With increasing demand, island wide office occupancy rose further by 1.7 percentage points QOQ to 94.9% in Q3 2010. This is despite the substantial increase in stock of more than 1.1 million sq ft from the completion of Tokio Marine Centre and Marina Bay Financial Centre (Tower 2) as the latter was already fully pre-committed before completion.

Ms Cheng Siow Ying, DTZ’s Executive Director, Business Space noted: “With rental values on the rebound, larger occupiers are anxious to lock in rents for prime office space. This has led to strong pre-commitment rates for uncompleted office buildings like the Ocean Financial Centre.”

An estimated 7.0 million sq ft of office space is expected to be completed between Q4 2010 and 2015. After factoring a reduction of 1.3 million sq ft of existing space that will be demolished for redevelopment and adding potential supply from two government land sales sites that were recently awarded and another two which had been launched for tender, the average annual supply would be about 1.5 million sq ft. This is not excessive compared to the historical 10-year annual average take-up of 1.2 million sq ft as demand is expected to be higher than 1.2 million sq ft after coming out of a recession.

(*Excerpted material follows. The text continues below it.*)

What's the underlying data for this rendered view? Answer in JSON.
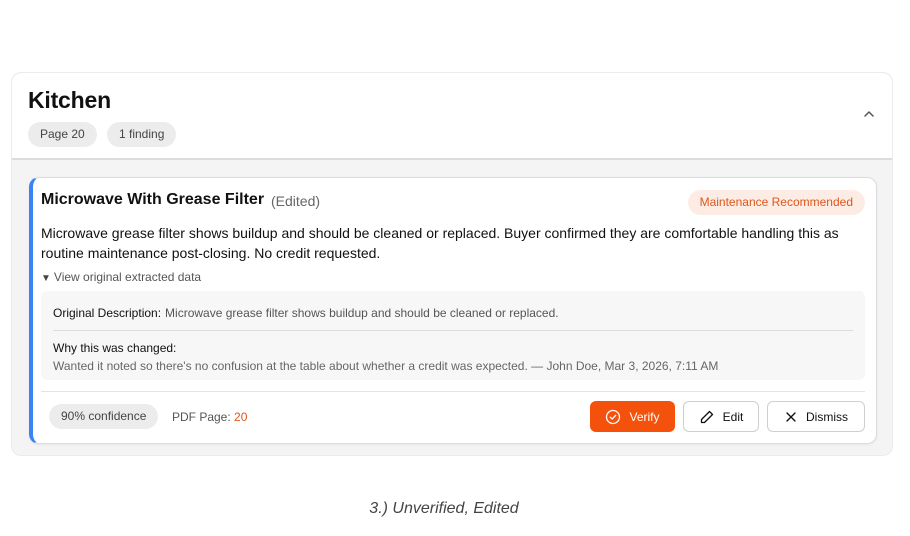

Ms Chua Chor Hoon, Head of DTZ South-east Asia Research commented, “The outlook is favourable as office demand is expected to grow with economic expansion. However, demand could be dampened if the major economies in Europe and the US turn out to be more sluggish and affect Singapore’s economic growth. There is also a substantial amount of new office space (3.03 million sq ft) coming on stream next year which could moderate the rate of rental increase.”

Meanwhile, island wide private conventional industrial rents were stable in Q3 2010 following a slight increase in the previous quarter.

Average monthly gross rents for first-storey private industrial space were unchanged at $2.00 per sq ft while rents for upper-storey space stood at $1.60 per sq ft per month. Average monthly gross rents of first-storey and upper-storey private industrial space had declined from the Q3 2008 peak of $2.35 and $2.05 per sq ft per month respectively before rising 2.6% and 3.2% respectively in Q2 2010.

Rents for hi-tech industrial properties, which include business park and science park space, were unchanged for the third consecutive quarter at $3.15 per sq ft per month in Q3 2010. Rents for hi-tech industrial properties are 30.0% below its peak in Q3 2008.

The rental gap between decentralised offices and hi-tech industrial space remains fairly narrow. Average rents at Tampines are about 21% above average hi-tech rents. Although the rental gap has widened from 11% in H1 2010, it is still below the over 70% difference seen in 2008. Hence there is little motivation for potential occupiers to seek office space in hi-tech industrial properties.

Ms Cheng Siow Ying, DTZ’s Executive Director, Business Space commented: “Hi-tech rents are expected to be remain constant for the rest of the year as a substantial supply of business park space was completed last quarter and more are expected to be completed by the end of the year, such as Biopolis Phase 3 and Solaris (Fusionpolis Phase 2B).”

“As the yearly pipeline supply over the next two years is less than the 10-year average annual take-up of 9.16 million sq ft, industrial rents are expected to increase gradually,” noted Ms Chua Chor Hoon, Head of DTZ South-east Asia Research.